Earned Income Credit: How to Claim the EIC

There are several requirements that must be met in order to claim the Earned Income Credit (EIC). A taxpayer must meet certain conditions to be eligible to claim the EIC and any Qualifying Children claimed for the purpose of EIC must meet certain conditions.
Earned Income Credit: How to Claim the EIC

The following summary can help taxpayers know when they are eligible to claim the EIC and how making use of it can benefit them. For complete Earned Income Credit guidelines, see the IRS Publication 596: Earned Income Credit (EIC).

Qualifications to Claim the Earned Income Credit

There are eight conditions that all taxpayers must meet to be eligible for claiming the Earned Income Credit. First, a taxpayer must meet the AGI (adjusted gross income) Test. Each filing status has a certain income threshold that cannot be crossed. In 2015, a single individual with no qualifying children must have earned less than $12,850 and a couple who filed jointly with no qualifying children must have earned less than $15,850. Single filers with one qualifying child must not have earned more than $33,950 and not more than $38,650 for two qualifying children. Married couples who filed jointly with one qualifying child must not have earned more than $36,950 and not more than $41,646 with two qualifying children. These income thresholds are increased yearly.

To claim the EIC, the taxpayer must also have a valid social security number for himself, his spouse and any children that will be claimed for the purpose of the credit. If a taxpayer is married, he or she must file using the Married Filing Joint status. Returns that are filed under the Married Filing Separately status will not qualify for EIC. Any taxpayer who is considered a Qualifying Child for another taxpayer will not be able to claim the Earned Income Credit on his or her own return.

Another condition for the taxpayer to satisfy before claiming the Earned Income Credit is to be a United States citizen or resident alien for the entire tax year. Illegal immigrants or undocumented aliens will not qualify to claim EIC. The taxpayer must also have earned income during the tax year. If a taxpayer has to file Form 2555 to claim Foreign Earned Income, the taxpayer will be disqualified for the purposes of EIC. Taxpayers with investment income, such as that from property or stock transactions, that exceeds $3,100 will be excluded from claiming the Earned Income Credit.

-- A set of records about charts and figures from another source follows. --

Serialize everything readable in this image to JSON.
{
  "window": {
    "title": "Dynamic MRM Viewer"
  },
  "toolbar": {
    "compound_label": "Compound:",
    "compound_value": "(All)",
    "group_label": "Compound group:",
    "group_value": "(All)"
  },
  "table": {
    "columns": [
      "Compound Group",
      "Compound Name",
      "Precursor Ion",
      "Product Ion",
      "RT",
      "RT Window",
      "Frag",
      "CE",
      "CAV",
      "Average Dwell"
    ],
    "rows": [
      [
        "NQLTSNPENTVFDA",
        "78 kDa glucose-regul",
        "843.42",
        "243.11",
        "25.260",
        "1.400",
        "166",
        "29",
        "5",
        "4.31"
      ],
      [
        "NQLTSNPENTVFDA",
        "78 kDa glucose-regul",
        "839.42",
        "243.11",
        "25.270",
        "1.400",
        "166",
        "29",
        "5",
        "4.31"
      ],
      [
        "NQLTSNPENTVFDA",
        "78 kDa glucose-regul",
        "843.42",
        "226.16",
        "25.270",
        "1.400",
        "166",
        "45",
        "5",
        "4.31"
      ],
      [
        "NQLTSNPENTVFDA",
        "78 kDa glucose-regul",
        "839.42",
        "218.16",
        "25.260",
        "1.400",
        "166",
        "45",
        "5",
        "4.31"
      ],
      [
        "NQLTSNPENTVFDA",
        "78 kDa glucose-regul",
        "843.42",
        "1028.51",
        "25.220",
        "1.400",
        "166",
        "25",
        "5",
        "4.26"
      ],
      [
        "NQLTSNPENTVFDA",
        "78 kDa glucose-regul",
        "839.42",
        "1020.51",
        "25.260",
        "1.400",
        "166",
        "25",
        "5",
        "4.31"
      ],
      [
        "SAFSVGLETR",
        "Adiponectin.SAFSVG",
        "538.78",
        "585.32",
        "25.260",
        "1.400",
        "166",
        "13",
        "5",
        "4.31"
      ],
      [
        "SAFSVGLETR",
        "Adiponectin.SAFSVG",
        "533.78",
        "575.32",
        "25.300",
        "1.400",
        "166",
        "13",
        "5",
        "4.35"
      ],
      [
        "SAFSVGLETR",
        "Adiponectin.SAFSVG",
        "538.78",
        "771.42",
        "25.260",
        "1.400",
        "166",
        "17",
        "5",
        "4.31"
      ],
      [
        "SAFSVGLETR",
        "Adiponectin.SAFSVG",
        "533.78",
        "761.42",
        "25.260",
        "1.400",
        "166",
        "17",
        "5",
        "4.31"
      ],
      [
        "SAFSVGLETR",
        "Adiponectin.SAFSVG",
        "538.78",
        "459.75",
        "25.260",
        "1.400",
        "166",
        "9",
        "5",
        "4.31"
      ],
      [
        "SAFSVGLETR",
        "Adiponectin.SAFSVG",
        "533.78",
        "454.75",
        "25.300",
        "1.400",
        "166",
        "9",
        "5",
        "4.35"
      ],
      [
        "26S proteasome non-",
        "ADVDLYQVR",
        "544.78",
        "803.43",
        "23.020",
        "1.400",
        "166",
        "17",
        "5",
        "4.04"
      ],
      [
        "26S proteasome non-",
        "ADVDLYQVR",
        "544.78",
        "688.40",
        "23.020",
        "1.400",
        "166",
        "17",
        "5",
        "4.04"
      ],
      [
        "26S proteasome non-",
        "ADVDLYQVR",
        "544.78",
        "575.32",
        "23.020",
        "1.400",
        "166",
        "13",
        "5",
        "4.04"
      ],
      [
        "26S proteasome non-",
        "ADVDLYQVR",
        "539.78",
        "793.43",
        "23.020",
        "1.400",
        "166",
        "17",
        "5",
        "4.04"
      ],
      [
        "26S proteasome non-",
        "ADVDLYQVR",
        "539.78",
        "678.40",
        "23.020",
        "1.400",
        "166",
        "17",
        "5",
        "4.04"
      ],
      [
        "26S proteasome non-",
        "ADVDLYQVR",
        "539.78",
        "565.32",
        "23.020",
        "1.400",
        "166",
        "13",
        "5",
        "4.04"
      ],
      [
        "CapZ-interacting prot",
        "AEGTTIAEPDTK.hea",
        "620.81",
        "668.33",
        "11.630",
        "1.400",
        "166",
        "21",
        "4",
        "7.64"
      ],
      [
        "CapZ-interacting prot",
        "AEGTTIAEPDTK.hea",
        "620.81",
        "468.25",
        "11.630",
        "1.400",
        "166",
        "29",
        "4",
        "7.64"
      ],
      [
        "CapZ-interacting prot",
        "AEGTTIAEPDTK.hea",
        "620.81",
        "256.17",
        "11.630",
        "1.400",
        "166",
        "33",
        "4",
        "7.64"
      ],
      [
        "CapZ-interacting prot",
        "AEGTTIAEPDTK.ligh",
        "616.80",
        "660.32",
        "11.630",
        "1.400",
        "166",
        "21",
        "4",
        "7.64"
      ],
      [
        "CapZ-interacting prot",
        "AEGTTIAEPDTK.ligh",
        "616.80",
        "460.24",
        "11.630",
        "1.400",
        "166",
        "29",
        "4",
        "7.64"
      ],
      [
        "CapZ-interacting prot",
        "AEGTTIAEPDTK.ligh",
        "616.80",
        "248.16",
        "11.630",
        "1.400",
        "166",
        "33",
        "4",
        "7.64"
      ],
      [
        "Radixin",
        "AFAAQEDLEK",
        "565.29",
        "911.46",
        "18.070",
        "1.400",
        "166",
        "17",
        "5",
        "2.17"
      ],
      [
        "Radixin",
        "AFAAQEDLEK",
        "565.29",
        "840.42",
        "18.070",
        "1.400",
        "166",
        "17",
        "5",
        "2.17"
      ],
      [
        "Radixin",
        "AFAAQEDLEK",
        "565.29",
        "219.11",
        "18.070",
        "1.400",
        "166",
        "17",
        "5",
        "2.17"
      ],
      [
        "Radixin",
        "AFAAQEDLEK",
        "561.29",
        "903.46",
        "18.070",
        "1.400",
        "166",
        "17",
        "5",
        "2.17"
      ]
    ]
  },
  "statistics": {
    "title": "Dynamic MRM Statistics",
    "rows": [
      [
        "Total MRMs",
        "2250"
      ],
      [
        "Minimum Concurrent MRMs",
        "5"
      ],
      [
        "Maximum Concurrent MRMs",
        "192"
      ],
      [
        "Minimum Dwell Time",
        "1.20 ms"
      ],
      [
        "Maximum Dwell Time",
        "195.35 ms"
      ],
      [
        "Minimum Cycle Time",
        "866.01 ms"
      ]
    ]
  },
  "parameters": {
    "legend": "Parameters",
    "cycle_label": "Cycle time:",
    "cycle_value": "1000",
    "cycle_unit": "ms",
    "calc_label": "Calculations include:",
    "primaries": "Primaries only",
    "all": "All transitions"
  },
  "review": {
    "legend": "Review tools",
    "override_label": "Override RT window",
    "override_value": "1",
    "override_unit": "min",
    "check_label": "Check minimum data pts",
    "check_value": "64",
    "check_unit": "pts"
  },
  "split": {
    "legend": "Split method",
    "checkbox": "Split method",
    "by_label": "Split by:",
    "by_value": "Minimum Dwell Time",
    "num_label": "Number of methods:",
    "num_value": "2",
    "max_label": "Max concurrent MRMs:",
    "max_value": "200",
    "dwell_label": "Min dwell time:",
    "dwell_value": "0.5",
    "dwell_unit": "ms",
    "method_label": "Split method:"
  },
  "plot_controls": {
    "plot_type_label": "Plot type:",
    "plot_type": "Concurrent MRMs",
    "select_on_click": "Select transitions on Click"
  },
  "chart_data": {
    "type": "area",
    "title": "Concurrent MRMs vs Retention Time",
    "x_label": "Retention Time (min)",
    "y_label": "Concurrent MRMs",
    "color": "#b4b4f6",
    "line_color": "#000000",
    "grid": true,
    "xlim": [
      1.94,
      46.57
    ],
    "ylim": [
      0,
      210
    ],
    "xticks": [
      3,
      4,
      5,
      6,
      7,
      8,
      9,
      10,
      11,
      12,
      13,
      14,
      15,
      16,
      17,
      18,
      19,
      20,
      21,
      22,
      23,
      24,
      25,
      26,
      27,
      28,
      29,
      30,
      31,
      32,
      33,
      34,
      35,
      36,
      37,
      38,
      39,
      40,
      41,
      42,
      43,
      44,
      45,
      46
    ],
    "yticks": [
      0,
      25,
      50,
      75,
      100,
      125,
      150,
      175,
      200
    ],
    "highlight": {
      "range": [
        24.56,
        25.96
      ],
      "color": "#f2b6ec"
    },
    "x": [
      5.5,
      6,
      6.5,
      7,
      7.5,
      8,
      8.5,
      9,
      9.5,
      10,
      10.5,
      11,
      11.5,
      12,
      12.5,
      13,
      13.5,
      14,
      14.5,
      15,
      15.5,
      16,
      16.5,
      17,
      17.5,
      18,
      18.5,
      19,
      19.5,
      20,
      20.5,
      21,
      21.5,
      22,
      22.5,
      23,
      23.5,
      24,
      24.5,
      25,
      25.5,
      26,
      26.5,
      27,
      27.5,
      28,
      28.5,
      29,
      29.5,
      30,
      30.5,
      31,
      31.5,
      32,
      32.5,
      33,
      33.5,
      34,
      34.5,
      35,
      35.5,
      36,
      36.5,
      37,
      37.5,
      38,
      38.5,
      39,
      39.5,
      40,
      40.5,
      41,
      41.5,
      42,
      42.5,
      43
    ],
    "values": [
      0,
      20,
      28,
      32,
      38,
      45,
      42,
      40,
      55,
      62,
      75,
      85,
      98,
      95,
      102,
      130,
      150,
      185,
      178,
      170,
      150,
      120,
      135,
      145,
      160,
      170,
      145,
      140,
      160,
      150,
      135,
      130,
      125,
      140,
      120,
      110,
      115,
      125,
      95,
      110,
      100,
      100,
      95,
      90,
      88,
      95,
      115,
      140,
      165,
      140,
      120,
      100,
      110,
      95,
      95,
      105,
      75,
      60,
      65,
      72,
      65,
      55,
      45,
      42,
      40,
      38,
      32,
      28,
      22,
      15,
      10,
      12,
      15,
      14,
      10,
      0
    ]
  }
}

For taxpayers without Qualifying Children, there are a few additional qualifications to meet. These taxpayers will have to be between the ages of 25 and 65 to claim the credit. Taxpayers without Qualifying Children cannot be the dependents of other taxpayers. These taxpayers must also have lived in the United States for the entire tax year, even if they are U.S. citizens.

To have earned income, the taxpayer must have receive pay in the form of wages, salaries, tips, net self-employment income or gross earnings received as a statutory employee. Money earned while incarcerated, payments from government assistance programs and military housing and subsistence allowances cannot be included as earned income for the purposes of EIC.

Who is a Qualifying Child?

If the taxpayer will be claiming a dependent for the purposes of the Earned Income Credit, this dependent will have to meet three tests to be considered a Qualifying Child. First, the child must meet the Relationship Test. The child must be related to the taxpayer in one of the following ways: a biological child, a stepchild, a foster child, a half-sibling, a step-sibling, or any descendant of these, such as a grandchild or a niece/nephew. This test is to prevent taxpayers from claiming children that they did not care for.

The second test for a Qualifying Child is the Age Test. The child must be under the age of 19 or under the age of 24, if a full-time student. Children who are permanently and totally disabled will qualify, regardless of age. The third test is the Residency Test. The child must have lived with the taxpayer for more than half of the tax year. If the taxpayer’s children will meet the tests to be a Qualifying Child, only three children can be claimed for the purposes of Earned Income Credit. Any additional children can be claimed as dependent exemptions only.

How to Claim the Earned Income Credit

Earned Income Credit is claimed using Schedule EIC in addition to the appropriate 1040 form for the taxpayer’s situation. Schedule EIC is a very short form, only requiring that the child’s name, social security number and year of birth be entered. Questions relating to the residency, relationship, and age tests must also be answered.

After entering this information, Schedule EIC is simply included with Form 1040 or 1040A. Publication 596 contains the Earned Income Credit tables that will stipulate the amount of the credit that can be claimed that tax year. This figure is then entered on Form 1040, Line 64A or on Form 1040A, Line 41A. As the tax return is completed, the Earned Income Credit will be counted as against any tax owed, serving to reduce the tax liability. Any Earned Income Credit in excess of tax owed will be refunded to the taxpayer. If there is no tax owed, the full amount of the credit will be refunded along with any overpayment.

The Earned Income Credit is a very valuable resource for low-income taxpayers. For individuals without Qualifying Children, it can help them to make ends meet. For families who qualify, it can help them to provide needed support for their children. Taxpayers would do well to learn about the EIC requirements and then to discuss the credit with their tax professionals to claim the most credit possible.